理解哈特法理论的关键,是要认识到他设计理论的目标是描述性说明式的而非道德性的。与德沃金不同,哈特并不打算通过诉诸法律制度中某些特别的价值或者它们能够促进的目的来证明它们的道德性。哈特自然不会否认法律制度能够在道德上扮演有价值的乃至至关重要的角色,但他的目标是去阐述这些法律制度的运作及其轮廓,而不是为它们的道德性进行辩护。在哈特阐述他的这一目标的很多场合中,最为清晰的一次是在《法律的概念》首章的末尾。他在那里坦承,他致力于“通过对国内(municipal)法律体系的独特结构提供一套改进过的分析,对法律、强制、道德这三种社会现象之间的相似以及不同之处提供一个更好的理解,借以推进法理论”(第17页)。哈特宣称,在自己的法理论中,他集中研究的是特定的现象,“因为对于阐述构成法律思想框架的概念来说,这些现象具有说明性的力量”(第81页),他的这一观点贯穿了整本书。类似的申明在《法律的概念》中比比皆是,尤其是在后记之中,哈特以此延续了他对德沃金的反驳。在后记中,哈特重申他“致力于为作为一种复杂的社会与政治制度的法律给出一个说明性的和澄清性的叙述”(第239页)。他还特别加了一句:“我的说明之所以是描述性的,是因为它是道德中立的,也没有正当化的目标:它并不致力于为我的一般法理论中呈现的法律制度之形式与结构作任何基于道德或其他理由的辩护或推荐,尽管在我看来,要想对法律进行任何有用的道德评价,前述的清晰理解是重要的第一步”(第240页)。所以说,哈特与德沃金不仅在法理学适当的理论范围这个问题上有了分野,他们还在前述的理论工作是否具有道德使命这个问题上存在分歧。

(一)说明性理论的优点

对于一个旨在阐述和说明而非赞美或责难的理论来说,该理论之优缺点的衡量标准应该是理论性说明的价值而非道德价值。哲学家努力实现的说明性理论的优点主要有清晰性、准确性、简约性、充分性、一致性、广延性与深延性。(简约性要求避免不必要的预设;充分性要求涵括理论旨在说明的全部或几乎所有现象,而不是忽略或扭曲这些现象的实质覆盖面;一致性要求从很多不同的角度或者通过许多不同的方法都能得出同样的结论以巩固该结论。)

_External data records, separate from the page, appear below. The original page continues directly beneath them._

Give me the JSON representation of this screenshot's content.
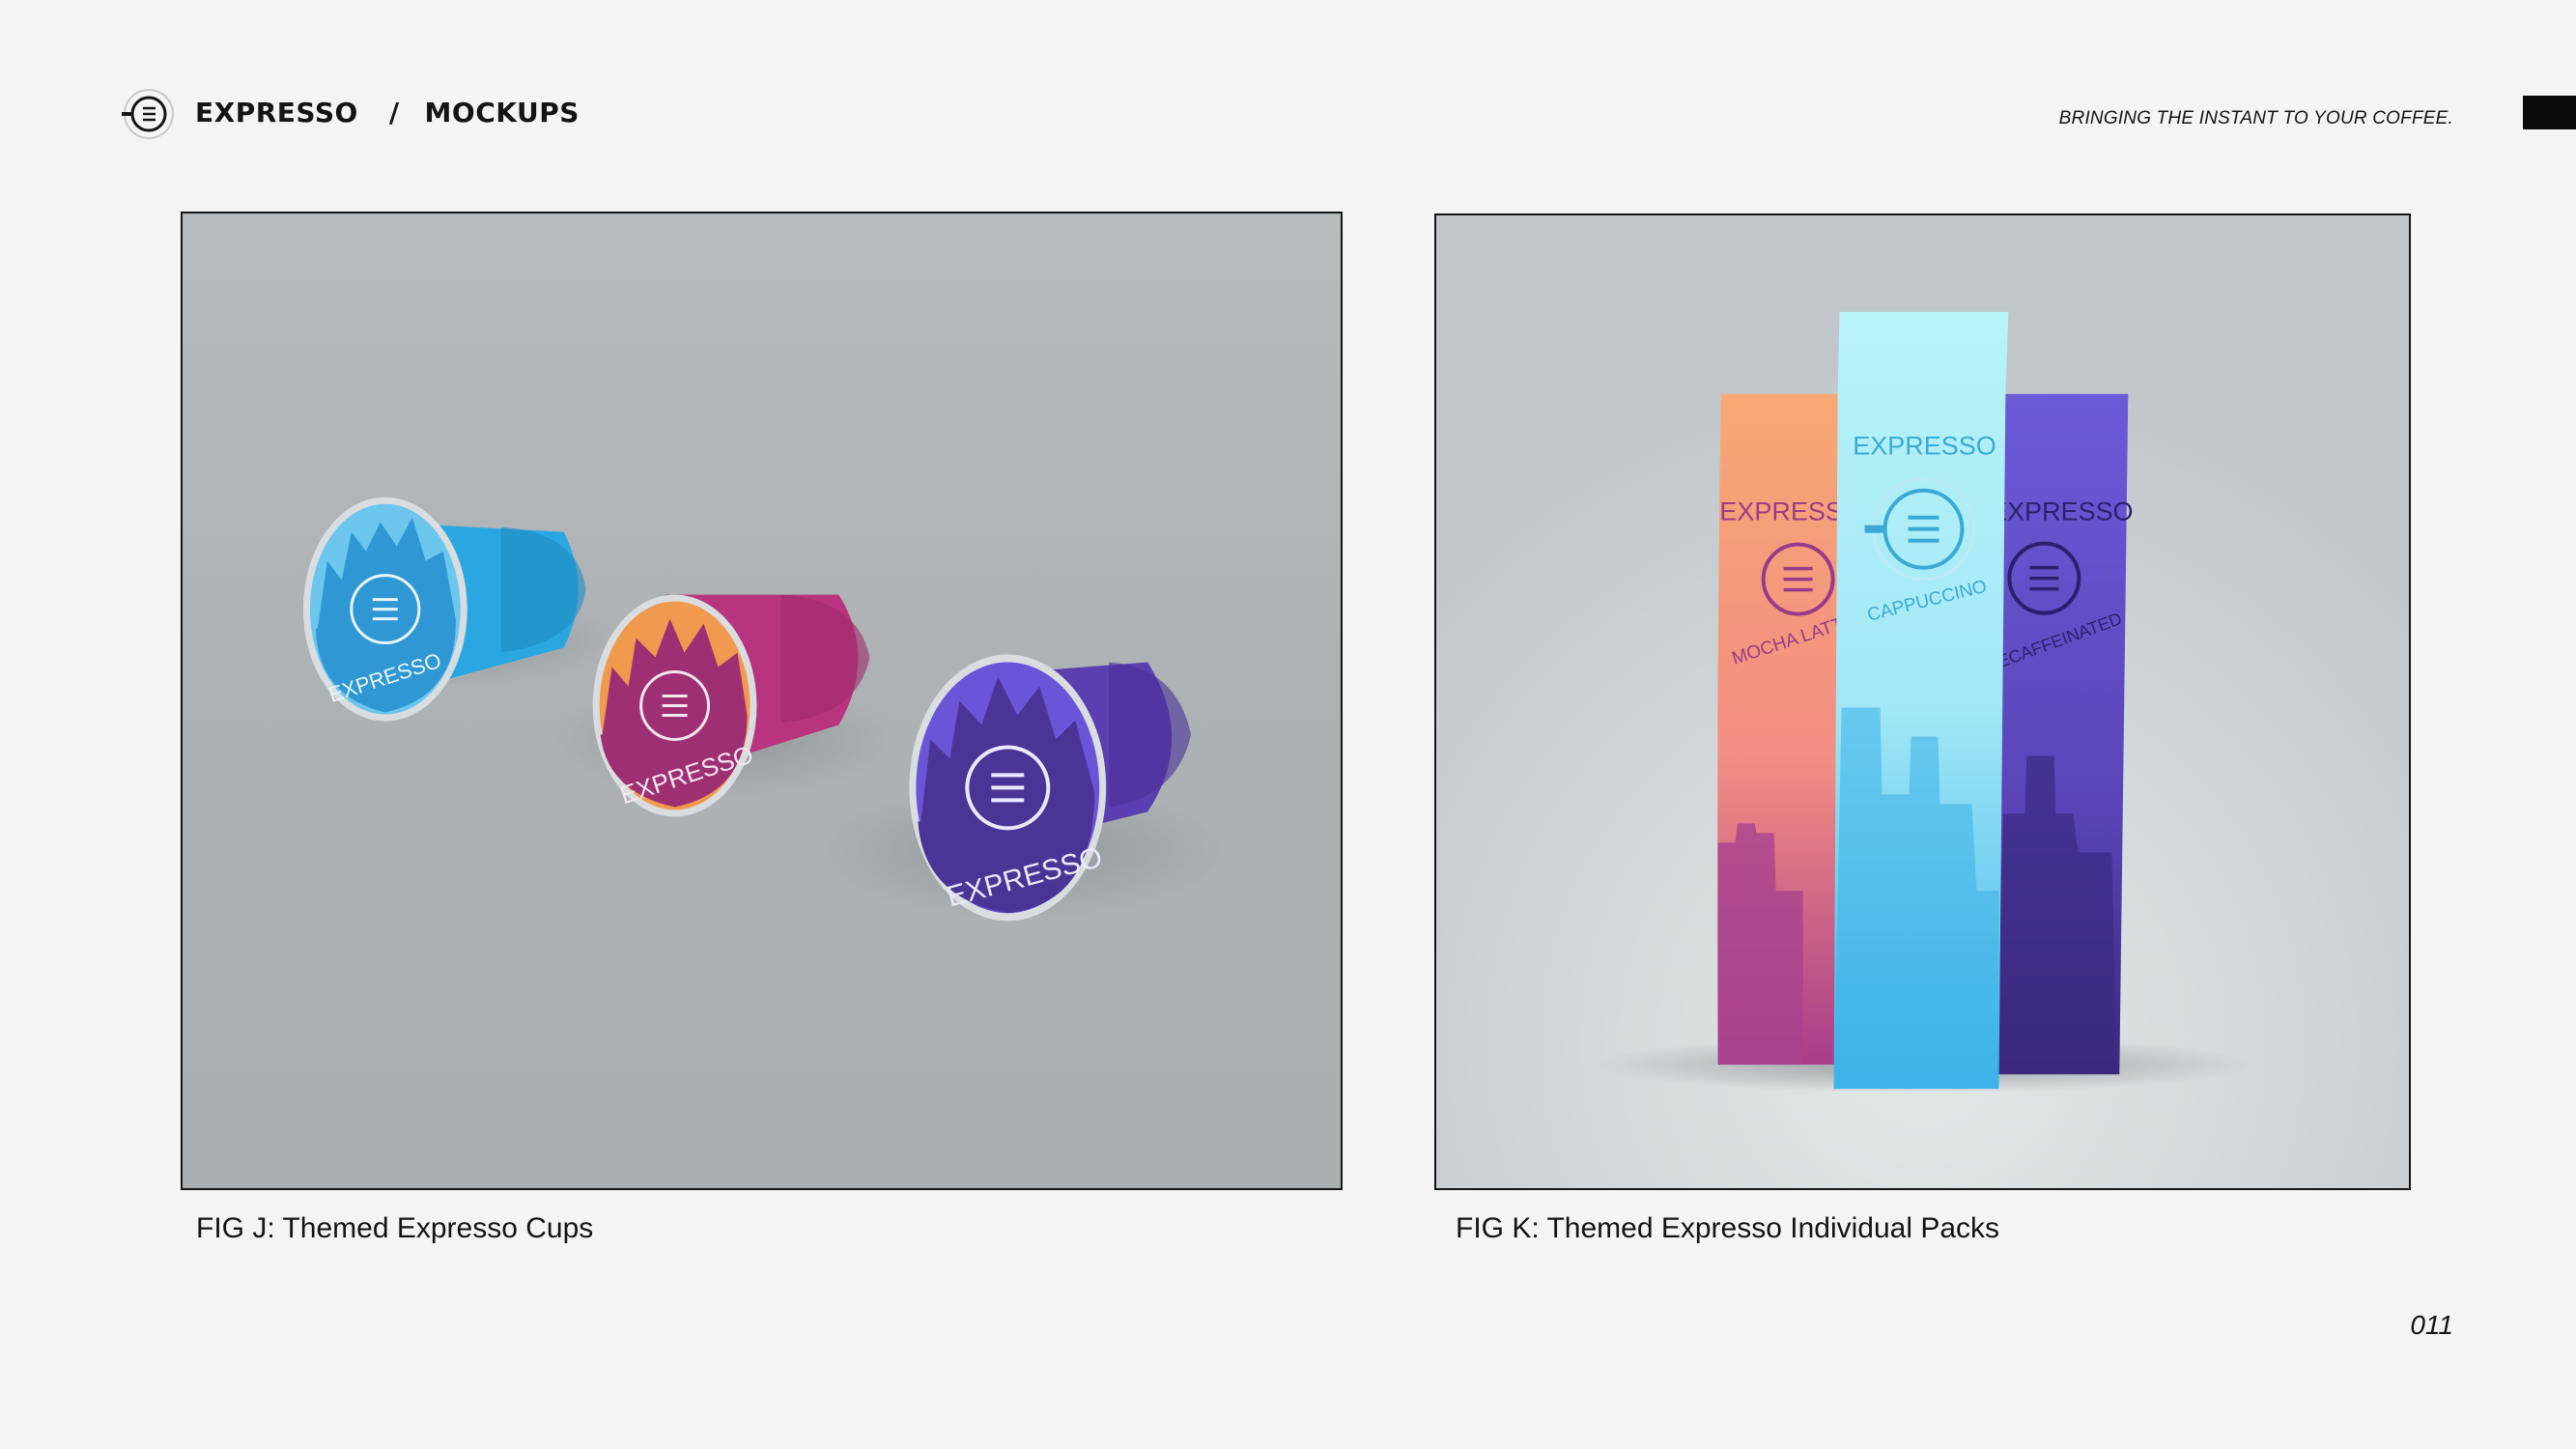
{
  "header": {
    "brand": "EXPRESSO",
    "separator": "/",
    "section": "MOCKUPS",
    "tagline": "BRINGING THE INSTANT TO YOUR COFFEE."
  },
  "figures": [
    {
      "caption": "FIG J: Themed Expresso Cups",
      "items": [
        {
          "label": "EXPRESSO",
          "color": "#2aa6e0"
        },
        {
          "label": "EXPRESSO",
          "color": "#b8347e"
        },
        {
          "label": "EXPRESSO",
          "color": "#5a3fb0"
        }
      ]
    },
    {
      "caption": "FIG K: Themed Expresso Individual Packs",
      "items": [
        {
          "brand": "EXPRESSO",
          "flavor": "MOCHA LATTE",
          "color": "#f4a57a"
        },
        {
          "brand": "EXPRESSO",
          "flavor": "CAPPUCCINO",
          "color": "#a9f0f6"
        },
        {
          "brand": "EXPRESSO",
          "flavor": "DECAFFEINATED",
          "color": "#6a55d8"
        }
      ]
    }
  ],
  "page_number": "011",
  "colors": {
    "background": "#f4f4f4",
    "photo_background": "#b7bcbe",
    "text": "#141414"
  }
}
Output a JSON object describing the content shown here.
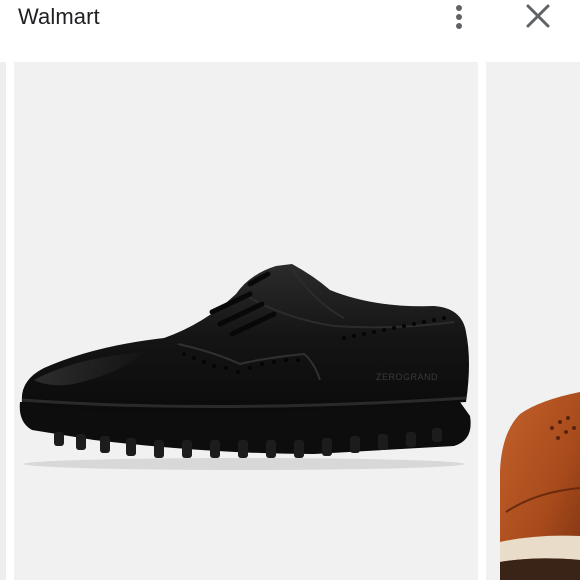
{
  "header": {
    "title": "Walmart",
    "more_icon": "more-vert-icon",
    "close_icon": "close-icon"
  },
  "gallery": {
    "main_image": "black-wingtip-oxford-shoe-image",
    "main_shoe_brand_text": "ZEROGRAND",
    "next_image": "tan-wingtip-shoe-image"
  },
  "colors": {
    "background": "#ffffff",
    "card_background": "#f1f1f1",
    "icon": "#5f6368",
    "text": "#202124"
  }
}
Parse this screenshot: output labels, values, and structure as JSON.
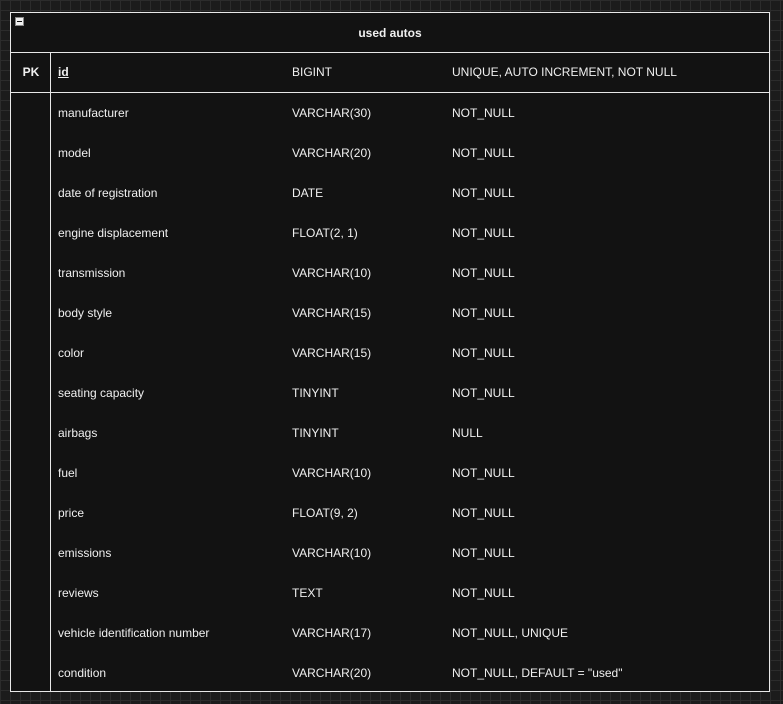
{
  "table": {
    "title": "used autos",
    "pk_label": "PK",
    "primary_key": {
      "name": "id",
      "type": "BIGINT",
      "constraints": "UNIQUE, AUTO INCREMENT, NOT NULL"
    },
    "fields": [
      {
        "name": "manufacturer",
        "type": "VARCHAR(30)",
        "constraints": "NOT_NULL"
      },
      {
        "name": "model",
        "type": "VARCHAR(20)",
        "constraints": "NOT_NULL"
      },
      {
        "name": "date of registration",
        "type": "DATE",
        "constraints": "NOT_NULL"
      },
      {
        "name": "engine displacement",
        "type": "FLOAT(2, 1)",
        "constraints": "NOT_NULL"
      },
      {
        "name": "transmission",
        "type": "VARCHAR(10)",
        "constraints": "NOT_NULL"
      },
      {
        "name": "body style",
        "type": "VARCHAR(15)",
        "constraints": "NOT_NULL"
      },
      {
        "name": "color",
        "type": "VARCHAR(15)",
        "constraints": "NOT_NULL"
      },
      {
        "name": "seating capacity",
        "type": "TINYINT",
        "constraints": "NOT_NULL"
      },
      {
        "name": "airbags",
        "type": "TINYINT",
        "constraints": "NULL"
      },
      {
        "name": "fuel",
        "type": "VARCHAR(10)",
        "constraints": "NOT_NULL"
      },
      {
        "name": "price",
        "type": "FLOAT(9, 2)",
        "constraints": "NOT_NULL"
      },
      {
        "name": "emissions",
        "type": "VARCHAR(10)",
        "constraints": "NOT_NULL"
      },
      {
        "name": "reviews",
        "type": "TEXT",
        "constraints": "NOT_NULL"
      },
      {
        "name": "vehicle identification number",
        "type": "VARCHAR(17)",
        "constraints": "NOT_NULL, UNIQUE"
      },
      {
        "name": "condition",
        "type": "VARCHAR(20)",
        "constraints": "NOT_NULL, DEFAULT = \"used\""
      }
    ]
  },
  "colors": {
    "background": "#1c1c1c",
    "grid": "#2c2c2c",
    "table_fill": "#121212",
    "border": "#e8e8e8",
    "text": "#f0f0f0"
  }
}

哈特称赞了上述每一个说明性理论的优点,并试图在自己的书中实现它们。举例来说,他有段描写美国法学家奥利弗·温德尔·霍姆斯大法官(Oliver Wendell Holmes)的话很有名,“有些时候,霍姆斯明显是错的,但每当这个时候他都错得很清晰,毫无疑问这是法理学至上的美德”,紧接着他说,“我知道很多人会说只有清晰性是不够的,这也许是对的,但只要还是以某种晦涩不明因而会被霍姆斯唾弃的方式去讨论问题,以致该问题混淆不清,那么这样的法理学就还是有问题的”(《法理学与哲学论文集》第49页)。鉴于他对霍姆斯平实写作与分析之清晰的高度评价,哈特在自己的哲学写作中力求清晰性就毫不奇怪了。在整个《法律的概念》中,哈特将他的理论规划定位为努力阐明法律体系的性质与法律思想的概念,在该书的开篇,他便指出了他要力图去澄清的晦涩不明之处。这些晦涩不明是包括霍姆斯在内的许多法哲学前辈们所提出的命题中具有的言过其实和情感倾向性等问题引起的,正如哈特对这些前辈所作出的理论努力的评价所说——他们的工作既极富启发又令人困惑:“他们的阐述犹如一道道光芒,让我们得以洞识法律中的诸多被遮蔽之处,但这些光芒过于耀眼又让我们对法律中剩下的部分视而不见,以致我们始终未能清晰观得法律的全貌。”(第2页)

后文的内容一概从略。